Quatre-cent-quarante-cinquième goutte
Dans le lupanar De Pompéi, penser à Mes consœurs antiques.
Dans la Rome antique, le lupanar était un établissement où se pratiquait le travail du sexe. Ce mot est dérivé de lupa (littéralement « louve » et au sens figuré « courtisane, prostituée » – les filles de la louve).
Dans ce senryū, je parle du lupanar de Pompéi, mais il y en avait évidemment plusieurs. Je pensais surtout au plus célèbre d’entre eux: le lupanar du Viccolo Storto, le seul construit uniquement à cet effet. Situé à l'angle de deux petites rues tortueuses et mal famées de la partie la plus ancienne de la ville, l'établissement disposait de cinq lits au rez-de-chaussée et autant au premier étage. L'activité était soutenue, à en juger par la présence de plus de cent-vingt graffiti – et de fresques érotiques devenues très célèbres.
On peut donc entre autres lire, gravés sur les murs du lupanar:
Hic ego puellas multas futui (« Ici j’ai baisé beaucoup de filles»)
Felix bene futuis (soit «Chanceux, tu baises bien», un encouragement d’une prostituée à son client, ou «Chanceux, tu as eu une bonne baise»).
Pedicare volo («Je cherche un garçon»)
Destillatio me tenet («La chaude-pisse m'a eu»)
Murtis bene / fel («Murtis, tu suces bien»)
Μόλα · φουτοῦτρις («Mola est une baiseuse»)
Alors que la cité comptait trente-quatre lupanars (contre trente-cinq boulangeries, comme quoi on ne se nourrit pas que de pain), on distingue celui-ci des autres car il est le seul à avoir été organisé de façon rationnelle, avec des cellules étriquées les une à côté des autres dans une promiscuité très frappante.
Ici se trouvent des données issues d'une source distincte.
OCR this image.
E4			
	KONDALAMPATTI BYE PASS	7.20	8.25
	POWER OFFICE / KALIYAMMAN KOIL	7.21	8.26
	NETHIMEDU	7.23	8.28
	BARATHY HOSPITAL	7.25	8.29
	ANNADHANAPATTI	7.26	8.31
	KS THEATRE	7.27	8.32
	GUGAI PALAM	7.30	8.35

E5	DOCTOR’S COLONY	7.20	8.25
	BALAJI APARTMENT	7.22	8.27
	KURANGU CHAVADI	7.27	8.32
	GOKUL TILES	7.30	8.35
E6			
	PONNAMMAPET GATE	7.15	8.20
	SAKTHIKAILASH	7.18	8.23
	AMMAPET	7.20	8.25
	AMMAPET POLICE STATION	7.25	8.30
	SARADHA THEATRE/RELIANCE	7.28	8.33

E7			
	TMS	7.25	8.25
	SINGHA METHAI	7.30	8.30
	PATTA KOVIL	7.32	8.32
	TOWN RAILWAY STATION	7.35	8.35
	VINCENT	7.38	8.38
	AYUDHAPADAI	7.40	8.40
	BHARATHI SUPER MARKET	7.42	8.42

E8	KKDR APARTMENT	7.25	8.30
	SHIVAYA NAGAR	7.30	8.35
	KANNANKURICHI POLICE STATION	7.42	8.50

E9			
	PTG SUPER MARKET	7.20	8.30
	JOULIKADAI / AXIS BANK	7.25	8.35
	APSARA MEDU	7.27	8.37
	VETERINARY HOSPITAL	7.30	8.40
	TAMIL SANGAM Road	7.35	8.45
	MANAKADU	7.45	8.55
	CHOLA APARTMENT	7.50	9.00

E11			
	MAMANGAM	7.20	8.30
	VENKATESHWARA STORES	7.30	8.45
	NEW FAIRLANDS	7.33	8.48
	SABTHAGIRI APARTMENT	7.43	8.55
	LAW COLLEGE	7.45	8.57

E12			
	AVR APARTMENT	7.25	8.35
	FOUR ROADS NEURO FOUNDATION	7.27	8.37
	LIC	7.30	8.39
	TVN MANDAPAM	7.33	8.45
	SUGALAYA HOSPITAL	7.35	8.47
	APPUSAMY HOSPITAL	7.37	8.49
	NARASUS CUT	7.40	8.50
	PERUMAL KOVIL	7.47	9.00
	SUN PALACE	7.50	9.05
Ailleurs, on utilisait des pièces à l'étage d'une maison ou d'une auberge, avec entrée indépendante par un escalier donnant directement sur la rue.
Les tarifs allaient d’un minimum de deux as, équivalent à un verre de vin, jusqu’à un maximum de seize as. Il fallait donc que les collègues de l’époque fassent comme celles d’aujourd’hui: enfiler les passes pour espérer se faire un revenu décent.